O desafio de administrar a maior rede municipal do país
A rede municipal de ensino de São Paulo está entre as maiores da América Latina e enfrenta desafios complexos relacionados ao crescimento da demanda, manutenção das unidades, contratação de profissionais e melhoria dos indicadores educacionais.
Administrar uma estrutura desse porte exige investimentos permanentes em infraestrutura, tecnologia, alimentação escolar, formação de professores e acompanhamento pedagógico. Nesse contexto, diferentes modelos de gestão costumam ser discutidos como alternativas para ampliar a capacidade operacional da administração pública.
Especialistas lembram, entretanto, que a qualidade da educação depende de diversos fatores além do modelo administrativo, incluindo políticas pedagógicas consistentes, valorização dos profissionais, participação das famílias e continuidade das ações públicas.
O que acontece agora?
Com a conclusão da etapa de consulta pública, o próximo passo é a formalização dos procedimentos administrativos para selecionar as organizações que poderão administrar as novas unidades.
Caso o projeto seja implementado conforme previsto, as escolas continuarão integrando a rede municipal, sendo financiadas com recursos públicos e supervisionadas pela Secretaria Municipal de Educação.
Os resultados obtidos nas primeiras unidades deverão servir de referência para futuras decisões sobre eventual expansão do modelo.
Conclusão
A proposta da gestão Ricardo Nunes de ampliar parcerias com organizações da sociedade civil na administração de escolas municipais reacende um dos debates mais relevantes da educação pública brasileira: qual é o melhor modelo para garantir ensino de qualidade aliado à eficiência administrativa.
Enquanto a Prefeitura defende que a iniciativa mantém o caráter público da educação e busca maior agilidade na gestão, entidades representativas de profissionais da área pedem cautela e defendem uma avaliação rigorosa dos impactos sobre a rede municipal.

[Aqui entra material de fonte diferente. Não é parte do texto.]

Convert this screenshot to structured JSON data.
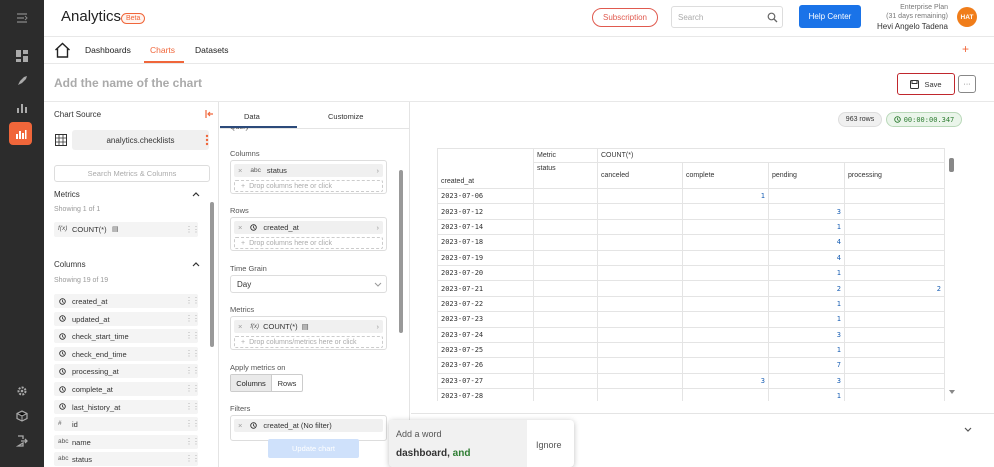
{
  "app": {
    "title": "Analytics",
    "badge": "Beta"
  },
  "rail": {
    "icons": [
      "collapse-icon",
      "dashboard-icon",
      "rocket-icon",
      "hierarchy-icon",
      "bar-chart-icon",
      "gear-icon",
      "cube-icon",
      "logout-icon"
    ]
  },
  "header": {
    "subscription_label": "Subscription",
    "search_placeholder": "Search",
    "help_label": "Help Center",
    "plan": "Enterprise Plan",
    "days_remaining": "(31 days remaining)",
    "user_name": "Hevi Angelo Tadena",
    "avatar_initials": "HAT"
  },
  "nav": {
    "tabs": [
      "Dashboards",
      "Charts",
      "Datasets"
    ],
    "active": "Charts",
    "add_label": "+"
  },
  "chart_title": {
    "placeholder": "Add the name of the chart"
  },
  "toolbar": {
    "save_label": "Save",
    "more_label": "···"
  },
  "source": {
    "title": "Chart Source",
    "dataset": "analytics.checklists",
    "search_placeholder": "Search Metrics & Columns",
    "metrics_title": "Metrics",
    "metrics_count": "Showing 1 of 1",
    "metrics": [
      {
        "fn": "f(x)",
        "label": "COUNT(*)"
      }
    ],
    "columns_title": "Columns",
    "columns_count": "Showing 19 of 19",
    "columns": [
      {
        "type": "clock",
        "label": "created_at"
      },
      {
        "type": "clock",
        "label": "updated_at"
      },
      {
        "type": "clock",
        "label": "check_start_time"
      },
      {
        "type": "clock",
        "label": "check_end_time"
      },
      {
        "type": "clock",
        "label": "processing_at"
      },
      {
        "type": "clock",
        "label": "complete_at"
      },
      {
        "type": "clock",
        "label": "last_history_at"
      },
      {
        "type": "#",
        "label": "id"
      },
      {
        "type": "abc",
        "label": "name"
      },
      {
        "type": "abc",
        "label": "status"
      }
    ]
  },
  "config": {
    "tabs": [
      "Data",
      "Customize"
    ],
    "query_label": "Query",
    "columns_label": "Columns",
    "columns_pill": {
      "type": "abc",
      "label": "status"
    },
    "columns_drop": "Drop columns here or click",
    "rows_label": "Rows",
    "rows_pill": "created_at",
    "rows_drop": "Drop columns here or click",
    "time_grain_label": "Time Grain",
    "time_grain_value": "Day",
    "metrics_label": "Metrics",
    "metrics_pill": {
      "fn": "f(x)",
      "label": "COUNT(*)"
    },
    "metrics_drop": "Drop columns/metrics here or click",
    "apply_label": "Apply metrics on",
    "apply_options": [
      "Columns",
      "Rows"
    ],
    "filters_label": "Filters",
    "filters_pill": "created_at (No filter)",
    "update_label": "Update chart"
  },
  "results": {
    "rows_badge": "963 rows",
    "time_badge": "00:00:00.347",
    "header": {
      "metric": "Metric",
      "count": "COUNT(*)",
      "status": "status",
      "rowlabel": "created_at"
    },
    "statuses": [
      "canceled",
      "complete",
      "pending",
      "processing"
    ],
    "rows": [
      {
        "date": "2023-07-06",
        "v": [
          "",
          "1",
          "",
          ""
        ]
      },
      {
        "date": "2023-07-12",
        "v": [
          "",
          "",
          "3",
          ""
        ]
      },
      {
        "date": "2023-07-14",
        "v": [
          "",
          "",
          "1",
          ""
        ]
      },
      {
        "date": "2023-07-18",
        "v": [
          "",
          "",
          "4",
          ""
        ]
      },
      {
        "date": "2023-07-19",
        "v": [
          "",
          "",
          "4",
          ""
        ]
      },
      {
        "date": "2023-07-20",
        "v": [
          "",
          "",
          "1",
          ""
        ]
      },
      {
        "date": "2023-07-21",
        "v": [
          "",
          "",
          "2",
          "2"
        ]
      },
      {
        "date": "2023-07-22",
        "v": [
          "",
          "",
          "1",
          ""
        ]
      },
      {
        "date": "2023-07-23",
        "v": [
          "",
          "",
          "1",
          ""
        ]
      },
      {
        "date": "2023-07-24",
        "v": [
          "",
          "",
          "3",
          ""
        ]
      },
      {
        "date": "2023-07-25",
        "v": [
          "",
          "",
          "1",
          ""
        ]
      },
      {
        "date": "2023-07-26",
        "v": [
          "",
          "",
          "7",
          ""
        ]
      },
      {
        "date": "2023-07-27",
        "v": [
          "",
          "3",
          "3",
          ""
        ]
      },
      {
        "date": "2023-07-28",
        "v": [
          "",
          "",
          "1",
          ""
        ]
      }
    ]
  },
  "spell_popup": {
    "title": "Add a word",
    "text_dark": "dashboard,",
    "text_green": " and",
    "ignore_label": "Ignore"
  }
}
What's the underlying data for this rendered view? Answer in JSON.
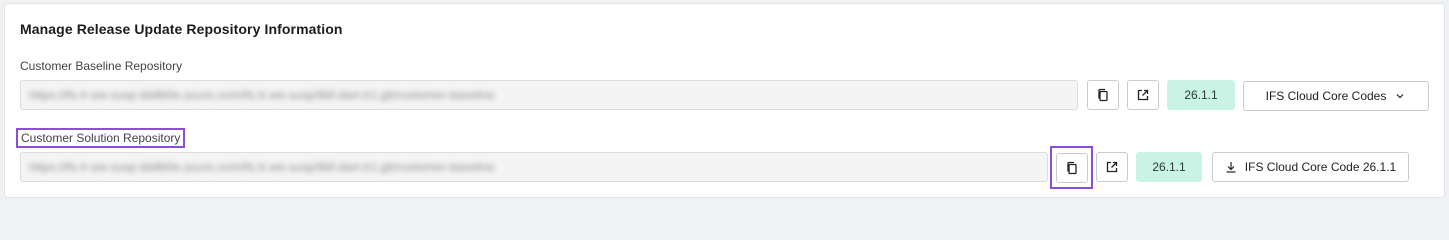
{
  "section": {
    "title": "Manage Release Update Repository Information"
  },
  "baseline": {
    "label": "Customer Baseline Repository",
    "url": "https://ifs-lr-we-susp-bb8b0e.azure.com/ifs-lr-we-susp/6bf-dart-tr1.git/customer-baseline",
    "version": "26.1.1",
    "codes_select": "IFS Cloud Core Codes"
  },
  "solution": {
    "label": "Customer Solution Repository",
    "url": "https://ifs-lr-we-susp-bb8b0e.azure.com/ifs-lr-we-susp/6bf-dart-tr1.git/customer-baseline",
    "version": "26.1.1",
    "download_label": "IFS Cloud Core Code 26.1.1"
  },
  "icons": {
    "copy": "copy-icon",
    "open": "external-link-icon",
    "chevron": "chevron-down-icon",
    "download": "download-icon"
  },
  "colors": {
    "highlight": "#8a4fd6",
    "version_badge_bg": "#c9f3e4"
  }
}
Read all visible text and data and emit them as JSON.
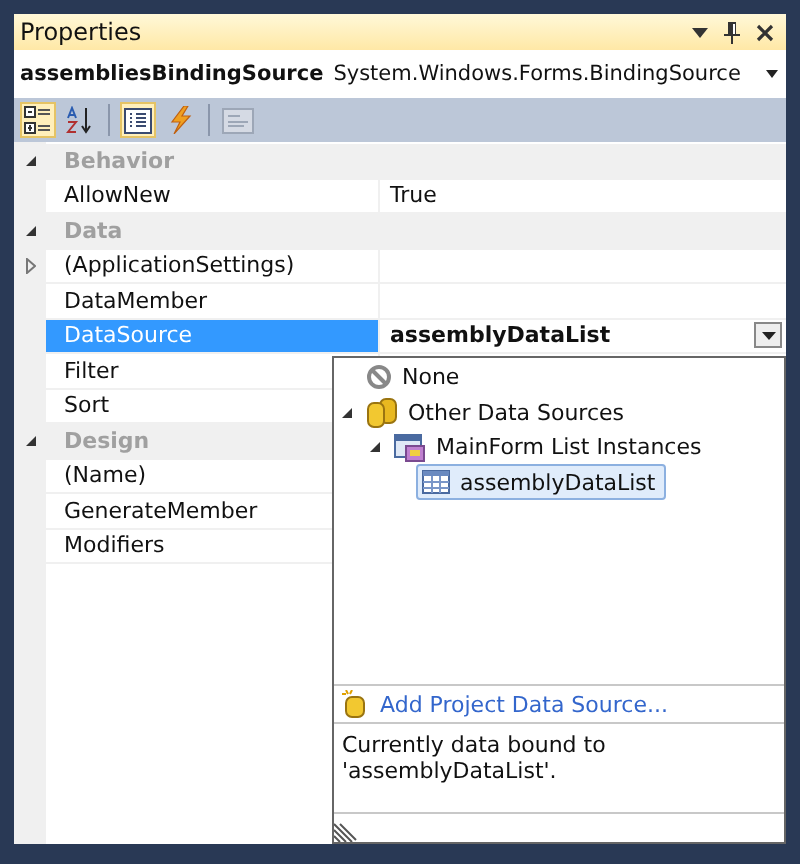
{
  "window": {
    "title": "Properties"
  },
  "selector": {
    "name": "assembliesBindingSource",
    "type": "System.Windows.Forms.BindingSource"
  },
  "toolbar": [
    {
      "kind": "categorized",
      "selected": true,
      "disabled": false
    },
    {
      "kind": "alphabetical",
      "selected": false,
      "disabled": false
    },
    {
      "kind": "properties",
      "selected": true,
      "disabled": false
    },
    {
      "kind": "events",
      "selected": false,
      "disabled": false
    },
    {
      "kind": "pages",
      "selected": false,
      "disabled": true
    }
  ],
  "grid": [
    {
      "kind": "category",
      "name": "Behavior",
      "expanded": true
    },
    {
      "kind": "property",
      "name": "AllowNew",
      "value": "True",
      "selected": false
    },
    {
      "kind": "category",
      "name": "Data",
      "expanded": true
    },
    {
      "kind": "property",
      "name": "(ApplicationSettings)",
      "expanded": false,
      "selected": false
    },
    {
      "kind": "property",
      "name": "DataMember",
      "selected": false
    },
    {
      "kind": "property",
      "name": "DataSource",
      "value": "assemblyDataList",
      "selected": true,
      "dropdown": true
    },
    {
      "kind": "property",
      "name": "Filter",
      "selected": false
    },
    {
      "kind": "property",
      "name": "Sort",
      "selected": false
    },
    {
      "kind": "category",
      "name": "Design",
      "expanded": true
    },
    {
      "kind": "property",
      "name": "(Name)",
      "selected": false
    },
    {
      "kind": "property",
      "name": "GenerateMember",
      "selected": false
    },
    {
      "kind": "property",
      "name": "Modifiers",
      "selected": false
    }
  ],
  "popup": {
    "tree": [
      {
        "kind": "none",
        "label": "None",
        "selected": false
      },
      {
        "kind": "folder",
        "label": "Other Data Sources",
        "selected": false,
        "expanded": true,
        "children": [
          {
            "kind": "form",
            "label": "MainForm List Instances",
            "selected": false,
            "expanded": true,
            "children": [
              {
                "kind": "table",
                "label": "assemblyDataList",
                "selected": true
              }
            ]
          }
        ]
      }
    ],
    "link": "Add Project Data Source...",
    "description": "Currently data bound to 'assemblyDataList'."
  }
}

Independentemente das posições, a implementação do projeto será acompanhada de perto por especialistas, educadores e famílias, já que seus resultados poderão influenciar futuras políticas públicas na maior cidade do país.
Perguntas frequentes (FAQ)
As escolas deixarão de ser públicas?
Não. Pela proposta apresentada, as unidades permanecem públicas, gratuitas e integradas à Rede Municipal de Ensino, com supervisão da Secretaria Municipal de Educação.
Quem administrará as escolas?
Organizações da sociedade civil selecionadas por chamamento público, conforme as regras do Marco Regulatório das Organizações da Sociedade Civil.
Quantas escolas participam do projeto inicial?
A proposta prevê três novas Escolas Municipais de Ensino Fundamental em período integral.
Qual será o investimento previsto?
A Prefeitura estima cerca de R$ 103 milhões em repasses para as três unidades durante cinco anos de convênio.